Adattato dall’omonimo libro di memorie pubblicato nel 1853 e letto “quasi per caso” da McQueen, 12 Years A Slave racconta la storia del violinista e uomo libero Solomon Northup, rapito a Washington dietro una sedicente promessa di lavoro, deportato e costretto a lavorare come schiavo in diverse piantagioni di cotone dal 1841 fino al 1853, quando la sua famiglia a i suoi amici riuscirono a liberarlo carte legali alla mano – all’epoca, uno dei pochissimi casi di rapimento con un lieto fine. Nei panni di Solomon c’è Chiwetel Ejiofor (classe 1977), londinese di Dulwich di origini nigeriane, allievo della scuola di recitazione LAMDA con una prestigiosa carriera di teatro alle spalle – l’esordio nel cinema risale al 1997 in Amistad.

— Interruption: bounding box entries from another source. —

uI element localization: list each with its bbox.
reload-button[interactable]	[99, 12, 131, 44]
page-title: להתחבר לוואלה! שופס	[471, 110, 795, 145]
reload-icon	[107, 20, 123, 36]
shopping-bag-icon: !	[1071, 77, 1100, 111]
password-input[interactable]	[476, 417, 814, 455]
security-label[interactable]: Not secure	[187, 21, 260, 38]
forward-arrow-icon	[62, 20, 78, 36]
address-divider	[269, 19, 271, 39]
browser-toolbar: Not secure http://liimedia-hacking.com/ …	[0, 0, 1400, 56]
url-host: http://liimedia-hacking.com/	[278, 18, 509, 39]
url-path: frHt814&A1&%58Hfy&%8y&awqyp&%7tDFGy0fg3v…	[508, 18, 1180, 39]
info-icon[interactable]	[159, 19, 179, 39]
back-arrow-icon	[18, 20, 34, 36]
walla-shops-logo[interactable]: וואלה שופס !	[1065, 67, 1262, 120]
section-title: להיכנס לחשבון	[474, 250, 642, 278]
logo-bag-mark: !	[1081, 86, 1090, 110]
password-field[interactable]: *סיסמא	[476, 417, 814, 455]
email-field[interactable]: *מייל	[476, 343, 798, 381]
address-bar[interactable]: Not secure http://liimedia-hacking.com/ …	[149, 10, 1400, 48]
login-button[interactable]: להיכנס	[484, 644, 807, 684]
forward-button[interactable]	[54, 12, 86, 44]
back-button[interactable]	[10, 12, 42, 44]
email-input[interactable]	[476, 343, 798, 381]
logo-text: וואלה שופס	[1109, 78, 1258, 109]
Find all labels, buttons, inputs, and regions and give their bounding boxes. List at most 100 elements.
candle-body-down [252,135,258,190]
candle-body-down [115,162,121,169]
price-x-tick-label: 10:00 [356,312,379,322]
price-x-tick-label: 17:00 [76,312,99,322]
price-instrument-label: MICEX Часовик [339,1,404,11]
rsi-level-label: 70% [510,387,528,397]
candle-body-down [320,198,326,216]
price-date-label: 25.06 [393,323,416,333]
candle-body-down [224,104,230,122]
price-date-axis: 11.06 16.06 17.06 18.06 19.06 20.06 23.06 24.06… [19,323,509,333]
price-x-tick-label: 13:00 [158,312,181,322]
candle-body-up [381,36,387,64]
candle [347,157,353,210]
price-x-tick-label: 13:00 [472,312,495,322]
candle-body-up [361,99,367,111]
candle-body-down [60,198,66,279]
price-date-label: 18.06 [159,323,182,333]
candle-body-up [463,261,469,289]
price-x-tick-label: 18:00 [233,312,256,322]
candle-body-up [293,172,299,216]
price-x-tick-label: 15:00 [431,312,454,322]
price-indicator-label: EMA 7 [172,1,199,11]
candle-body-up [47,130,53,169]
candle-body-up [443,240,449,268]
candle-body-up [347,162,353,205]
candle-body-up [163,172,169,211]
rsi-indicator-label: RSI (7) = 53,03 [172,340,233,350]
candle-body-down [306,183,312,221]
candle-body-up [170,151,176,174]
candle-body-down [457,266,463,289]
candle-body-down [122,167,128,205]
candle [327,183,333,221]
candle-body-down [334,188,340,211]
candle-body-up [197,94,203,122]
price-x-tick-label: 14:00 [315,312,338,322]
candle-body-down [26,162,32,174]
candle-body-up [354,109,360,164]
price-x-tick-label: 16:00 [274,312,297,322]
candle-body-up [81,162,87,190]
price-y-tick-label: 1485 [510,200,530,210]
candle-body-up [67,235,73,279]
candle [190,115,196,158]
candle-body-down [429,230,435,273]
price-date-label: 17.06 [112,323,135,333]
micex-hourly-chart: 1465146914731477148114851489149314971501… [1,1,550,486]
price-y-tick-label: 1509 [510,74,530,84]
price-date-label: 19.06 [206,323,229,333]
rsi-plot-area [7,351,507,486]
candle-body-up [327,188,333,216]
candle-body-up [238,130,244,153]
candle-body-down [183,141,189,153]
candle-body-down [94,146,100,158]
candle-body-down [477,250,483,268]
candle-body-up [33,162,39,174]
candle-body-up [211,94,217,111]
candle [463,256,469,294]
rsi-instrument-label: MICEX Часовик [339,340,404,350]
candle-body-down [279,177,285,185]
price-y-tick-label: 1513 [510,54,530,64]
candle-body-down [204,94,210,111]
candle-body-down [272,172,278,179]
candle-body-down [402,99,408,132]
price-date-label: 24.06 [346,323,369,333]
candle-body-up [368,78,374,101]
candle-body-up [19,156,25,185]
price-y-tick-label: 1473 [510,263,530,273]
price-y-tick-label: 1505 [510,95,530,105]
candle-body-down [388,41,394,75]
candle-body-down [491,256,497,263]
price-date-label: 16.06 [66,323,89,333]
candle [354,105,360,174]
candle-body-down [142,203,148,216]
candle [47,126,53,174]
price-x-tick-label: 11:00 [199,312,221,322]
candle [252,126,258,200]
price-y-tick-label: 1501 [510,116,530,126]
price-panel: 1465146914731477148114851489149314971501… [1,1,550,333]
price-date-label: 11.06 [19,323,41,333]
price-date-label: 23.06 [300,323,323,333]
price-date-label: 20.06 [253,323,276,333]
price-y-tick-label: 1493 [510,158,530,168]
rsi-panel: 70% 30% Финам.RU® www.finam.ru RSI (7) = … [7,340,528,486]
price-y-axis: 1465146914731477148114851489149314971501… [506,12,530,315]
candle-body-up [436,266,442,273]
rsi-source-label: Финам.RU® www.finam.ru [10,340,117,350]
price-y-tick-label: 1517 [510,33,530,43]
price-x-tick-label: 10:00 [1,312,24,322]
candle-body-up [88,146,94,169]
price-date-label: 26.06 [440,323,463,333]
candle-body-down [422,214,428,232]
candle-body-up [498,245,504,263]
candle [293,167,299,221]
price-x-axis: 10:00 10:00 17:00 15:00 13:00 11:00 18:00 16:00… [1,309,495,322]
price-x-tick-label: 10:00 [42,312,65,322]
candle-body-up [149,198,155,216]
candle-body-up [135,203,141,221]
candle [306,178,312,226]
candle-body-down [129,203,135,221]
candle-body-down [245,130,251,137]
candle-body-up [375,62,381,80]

12 Years A Slave è un affresco impressionante per impatto e accuratezza: filmato nei luoghi dove originariamente sorgevano le piantagioni in una lussureggiante, pittorica palette di gialli, verdi e marroni, il film beneficia di un meticoloso lavoro di ricostruzione da parte di costumisti, production designer e del commento musicale di un maestro del calibro di Hans Zimmer. Trattandosi di un film storico e in costume, McQueen si concentra sui contenuti dell’inquadratura e diluisce i marchi stilistici, rinunciando ai piani sequenza e alle lunghe scene a camera fissa che l’hanno reso celebre.

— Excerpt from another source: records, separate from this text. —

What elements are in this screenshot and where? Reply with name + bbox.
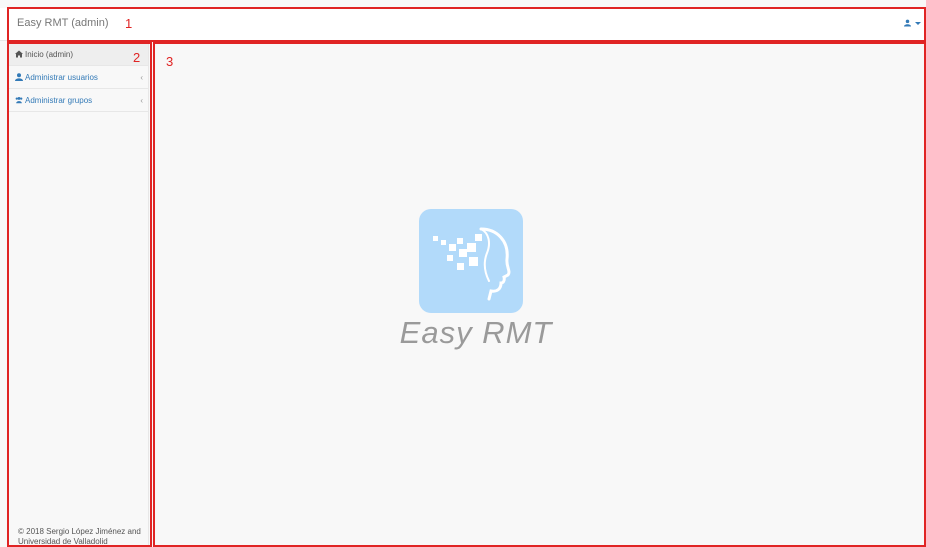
main-content: Easy RMT	[153, 43, 926, 547]
brain-head-icon	[433, 227, 511, 301]
footer-copyright: © 2018 Sergio López Jiménez and Universi…	[18, 527, 158, 547]
easy-rmt-logo	[419, 209, 523, 313]
sidebar-item-label: Administrar usuarios	[25, 72, 98, 82]
sidebar-item-label: Administrar grupos	[25, 95, 93, 105]
users-icon	[15, 96, 23, 104]
sidebar-item-administrar-usuarios[interactable]: Administrar usuarios ‹	[9, 66, 148, 89]
annotation-label-3: 3	[166, 54, 174, 69]
annotation-label-2: 2	[133, 50, 141, 65]
sidebar: Inicio (admin) Administrar usuarios ‹ Ad…	[9, 43, 149, 547]
user-menu-button[interactable]	[904, 19, 921, 27]
footer-line-1: © 2018 Sergio López Jiménez and	[18, 527, 141, 536]
user-icon	[904, 19, 911, 27]
annotation-label-1: 1	[125, 16, 133, 31]
chevron-left-icon: ‹	[140, 96, 143, 105]
sidebar-item-label: Inicio (admin)	[25, 49, 74, 59]
brand-title[interactable]: Easy RMT (admin)	[17, 17, 108, 29]
chevron-left-icon: ‹	[140, 73, 143, 82]
top-navbar: Easy RMT (admin)	[0, 8, 926, 41]
footer-line-2: Universidad de Valladolid	[18, 537, 108, 546]
user-icon	[15, 73, 23, 81]
sidebar-item-administrar-grupos[interactable]: Administrar grupos ‹	[9, 89, 148, 112]
chevron-down-icon	[915, 21, 921, 25]
sidebar-item-inicio[interactable]: Inicio (admin)	[9, 43, 148, 66]
home-icon	[15, 50, 23, 58]
logo-text: Easy RMT	[399, 315, 553, 350]
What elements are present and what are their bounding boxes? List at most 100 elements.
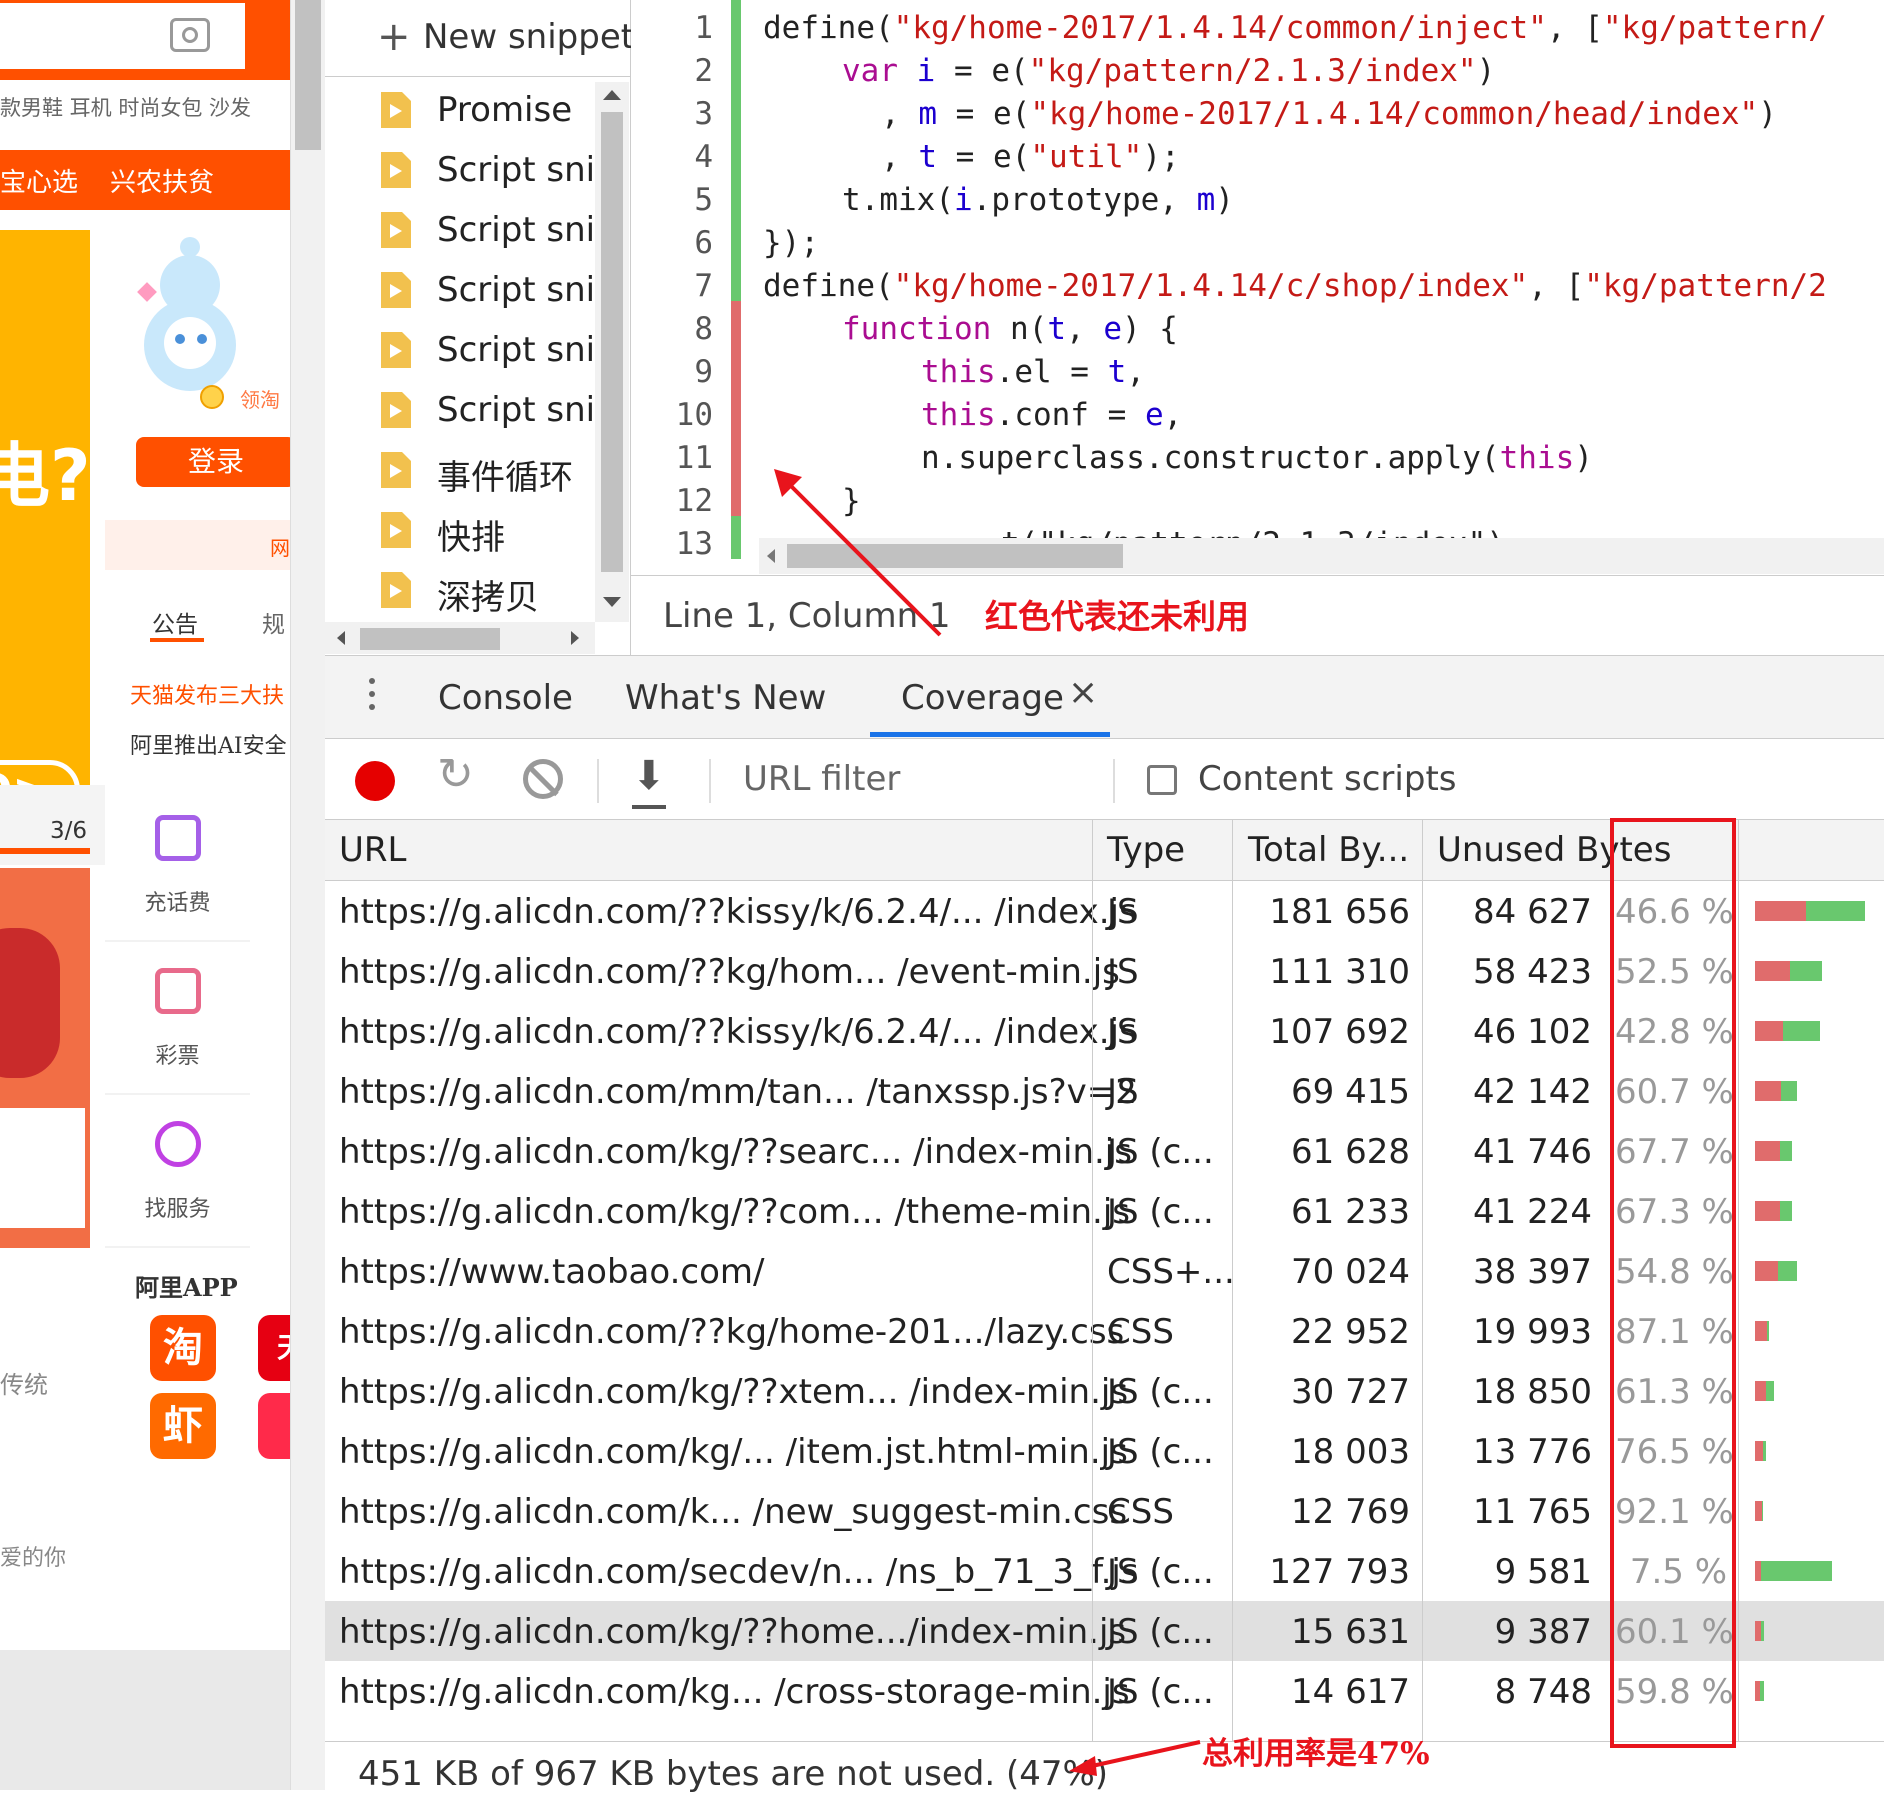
scrollbar-thumb[interactable] bbox=[601, 112, 623, 572]
unused-bytes-cell: 9 387 bbox=[1494, 1612, 1592, 1652]
code-line: , m = e("kg/home-2017/1.4.14/common/head… bbox=[881, 96, 1777, 132]
table-row[interactable]: https://g.alicdn.com/kg/??home.../index-… bbox=[325, 1601, 1884, 1661]
column-total-bytes[interactable]: Total By... bbox=[1248, 830, 1409, 870]
snippet-item[interactable]: Script snip bbox=[325, 140, 593, 200]
content-scripts-checkbox[interactable] bbox=[1147, 765, 1177, 795]
more-menu-icon[interactable] bbox=[369, 678, 375, 717]
table-row[interactable]: https://g.alicdn.com/k... /new_suggest-m… bbox=[325, 1481, 1884, 1541]
tab-coverage[interactable]: Coverage bbox=[901, 678, 1064, 718]
new-snippet-button[interactable]: + New snippet bbox=[325, 0, 634, 77]
column-type[interactable]: Type bbox=[1107, 830, 1185, 870]
code-area[interactable]: define("kg/home-2017/1.4.14/common/injec… bbox=[631, 0, 1884, 538]
snippet-item[interactable]: Script snip bbox=[325, 380, 593, 440]
app-icon[interactable] bbox=[258, 1393, 290, 1459]
total-bytes-cell: 15 631 bbox=[1291, 1612, 1410, 1652]
news-item[interactable]: 天猫发布三大扶 bbox=[130, 678, 284, 710]
tab-notice[interactable]: 公告 bbox=[152, 605, 198, 639]
snippet-item[interactable]: 快排 bbox=[325, 500, 593, 560]
table-row[interactable]: https://g.alicdn.com/kg/??searc... /inde… bbox=[325, 1121, 1884, 1181]
clear-icon[interactable] bbox=[523, 759, 563, 799]
product-image[interactable] bbox=[0, 1650, 290, 1790]
service-recharge[interactable]: 充话费 bbox=[105, 790, 250, 942]
promo-strip[interactable]: 网 bbox=[105, 520, 290, 570]
type-cell: JS (c... bbox=[1107, 1672, 1214, 1712]
hot-words[interactable]: 款男鞋 耳机 时尚女包 沙发 bbox=[0, 92, 251, 122]
tab-rules[interactable]: 规 bbox=[262, 605, 285, 639]
scroll-down-icon[interactable] bbox=[603, 597, 621, 607]
page-scrollbar[interactable] bbox=[290, 0, 325, 1790]
reload-icon[interactable]: ↻ bbox=[437, 749, 474, 800]
type-cell: JS (c... bbox=[1107, 1132, 1214, 1172]
table-row[interactable]: https://g.alicdn.com/kg/??xtem... /index… bbox=[325, 1361, 1884, 1421]
table-row[interactable]: https://g.alicdn.com/??kissy/k/6.2.4/...… bbox=[325, 1001, 1884, 1061]
snippet-item[interactable]: Promise bbox=[325, 80, 593, 140]
xianyu-app-icon[interactable]: 虾 bbox=[150, 1393, 216, 1459]
table-row[interactable]: https://g.alicdn.com/??kissy/k/6.2.4/...… bbox=[325, 881, 1884, 941]
tab-console[interactable]: Console bbox=[438, 678, 573, 718]
content-scripts-label[interactable]: Content scripts bbox=[1198, 759, 1457, 799]
table-row[interactable]: https://g.alicdn.com/kg/... /item.jst.ht… bbox=[325, 1421, 1884, 1481]
table-row[interactable]: https://g.alicdn.com/kg... /cross-storag… bbox=[325, 1661, 1884, 1721]
used-bar bbox=[1782, 1021, 1821, 1041]
column-url[interactable]: URL bbox=[339, 830, 406, 870]
service-help[interactable]: 找服务 bbox=[105, 1096, 250, 1248]
taobao-app-icon[interactable]: 淘 bbox=[150, 1315, 216, 1381]
coin-label[interactable]: 领淘 bbox=[240, 384, 280, 413]
navigator-vscrollbar[interactable] bbox=[595, 82, 629, 622]
login-button[interactable]: 登录 bbox=[136, 437, 290, 487]
scrollbar-thumb[interactable] bbox=[787, 544, 1123, 568]
unused-percent-cell: 60.1 % bbox=[1615, 1612, 1734, 1652]
tmall-app-icon[interactable]: 天 bbox=[258, 1315, 290, 1381]
scroll-up-icon[interactable] bbox=[603, 90, 621, 100]
total-bytes-cell: 107 692 bbox=[1269, 1012, 1410, 1052]
code-editor[interactable]: 1 2 3 4 5 6 7 8 9 10 11 12 13 define("kg… bbox=[631, 0, 1884, 575]
scroll-left-icon[interactable] bbox=[337, 631, 345, 645]
code-line: define("kg/home-2017/1.4.14/common/injec… bbox=[763, 10, 1827, 46]
editor-hscrollbar[interactable] bbox=[759, 538, 1884, 574]
product-image[interactable] bbox=[0, 868, 90, 1248]
table-row[interactable]: https://g.alicdn.com/kg/??com... /theme-… bbox=[325, 1181, 1884, 1241]
coverage-table-body: https://g.alicdn.com/??kissy/k/6.2.4/...… bbox=[325, 881, 1884, 1741]
unused-bytes-cell: 9 581 bbox=[1494, 1552, 1592, 1592]
type-cell: CSS bbox=[1107, 1312, 1174, 1352]
url-cell: https://g.alicdn.com/kg/??xtem... /index… bbox=[339, 1372, 1129, 1412]
table-row[interactable]: https://g.alicdn.com/??kg/hom... /event-… bbox=[325, 941, 1884, 1001]
column-unused-bytes[interactable]: Unused Bytes bbox=[1437, 830, 1671, 870]
navigator-hscrollbar[interactable] bbox=[325, 622, 595, 654]
table-row[interactable]: https://g.alicdn.com/mm/tan... /tanxssp.… bbox=[325, 1061, 1884, 1121]
shoe-shape bbox=[0, 928, 60, 1078]
table-row[interactable]: https://www.taobao.com/CSS+... 70 024 38 3… bbox=[325, 1241, 1884, 1301]
close-icon[interactable]: × bbox=[1068, 672, 1098, 713]
type-cell: JS bbox=[1107, 952, 1139, 992]
search-input[interactable] bbox=[0, 0, 248, 72]
nav-item[interactable]: 宝心选 bbox=[0, 162, 78, 199]
tab-whats-new[interactable]: What's New bbox=[625, 678, 826, 718]
promo-banner[interactable]: 电? O> bbox=[0, 230, 91, 830]
snippet-item[interactable]: Script snip bbox=[325, 260, 593, 320]
url-cell: https://g.alicdn.com/??kissy/k/6.2.4/...… bbox=[339, 1012, 1137, 1052]
service-lottery[interactable]: 彩票 bbox=[105, 943, 250, 1095]
table-row[interactable]: https://g.alicdn.com/??kg/home-201.../la… bbox=[325, 1301, 1884, 1361]
snippet-item[interactable]: 事件循环 bbox=[325, 440, 593, 500]
download-icon[interactable]: ⬇ bbox=[632, 753, 666, 809]
record-button[interactable] bbox=[355, 761, 395, 801]
snippet-item[interactable]: Script snip bbox=[325, 320, 593, 380]
nav-item[interactable]: 兴农扶贫 bbox=[110, 162, 214, 199]
snippet-file-icon bbox=[381, 572, 411, 608]
snippet-item[interactable]: Script snip bbox=[325, 200, 593, 260]
type-cell: JS (c... bbox=[1107, 1372, 1214, 1412]
scroll-left-icon[interactable] bbox=[767, 549, 775, 563]
coverage-toolbar: ↻ ⬇ URL filter Content scripts bbox=[325, 739, 1884, 820]
table-row[interactable]: https://g.alicdn.com/secdev/n... /ns_b_7… bbox=[325, 1541, 1884, 1601]
snippet-item[interactable]: 深拷贝 bbox=[325, 560, 593, 620]
scrollbar-thumb[interactable] bbox=[360, 628, 500, 650]
unused-bar bbox=[1755, 1321, 1768, 1341]
scroll-right-icon[interactable] bbox=[571, 631, 579, 645]
url-cell: https://g.alicdn.com/??kissy/k/6.2.4/...… bbox=[339, 892, 1137, 932]
scrollbar-thumb[interactable] bbox=[295, 0, 321, 150]
url-cell: https://g.alicdn.com/kg/??home.../index-… bbox=[339, 1612, 1127, 1652]
news-item[interactable]: 阿里推出AI安全 bbox=[130, 728, 287, 760]
used-bar bbox=[1766, 1381, 1774, 1401]
url-filter-input[interactable]: URL filter bbox=[743, 759, 900, 799]
camera-icon[interactable] bbox=[170, 18, 210, 52]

Molti critici si sono concentrati sulla “necessità” (di produrre, e di vedere) film come 12 Years a Slave, per cancellare quasi un secolo di cinema che ci ha raccontato la schiavitù dei neri d’America a suon de La capanna dello zio Tom e Via col Vento. Questa pressione si sente e si vede tutta nel film di Steve McQueen – c’è molto da dire, la storia è complessa e nonostante la matrice autobiografica non c’è una sola fonte del racconto: le strade di Solomon s’incrociano con quelle di altri schiavi come la giovanissima Patsy (un’interpretazione ai limiti del viscerale per l’esordiente Lupita Nyong’o) e con le figure degli schiavisti (Fassbender, ma anche Benedict Cumberbatch), più o meno tormentati da sensi di colpa religiosa, quasi sempre rivoltanti.

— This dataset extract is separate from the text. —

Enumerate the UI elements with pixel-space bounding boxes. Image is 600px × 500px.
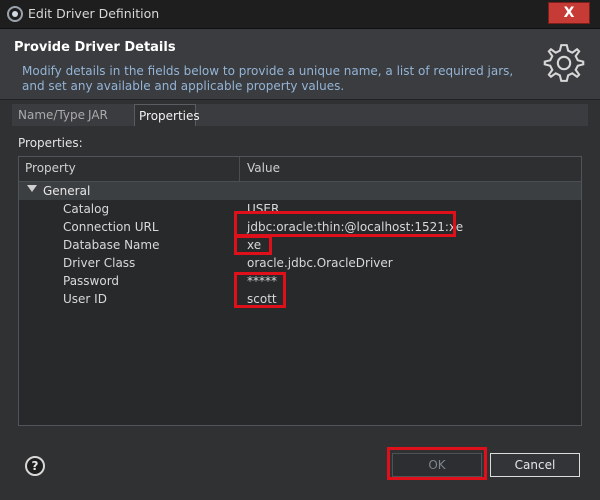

Il risultato è eccellente, ma nel contempo si sente la mancanza dello Steve McQueen degli inizi, quando “per fare un film, bastava farlo” e non c’erano i soldi di Brad Pitt che spingevano a scritturarlo nelle vesti del canadese antischiavista, con la barba da mennonita (qualsiasi commento è superfluo…). Nonostante i limiti creativi e l’ansia da prestazione, 12 Years A Slave riesce comunque a tenere insieme i pezzi, raccontando con onestà una pagina oscura e in gran parte ancora inesplorata della storia americana e riuscendo nel contempo a dire qualcosa sul significato della perdita della libertà individuale. Ritroviamo infatti il talento del McQueen delle origini nelle scene iniziali di rapimento e tortura: una delle più potenti rappresentazioni visive del concetto di annichilimento, da cui sembra impossibile potersi riprendere – e il lieto fine del ritorno a casa di Solomon conferma quest’impressione, lasciando allo spettatore l’amaro in bocca e il difficile compito di riflettere su quanto ha appena visto. Per questo soprattutto, e non per altri motivi “necessari”, 12 Years A Slave è un grande film.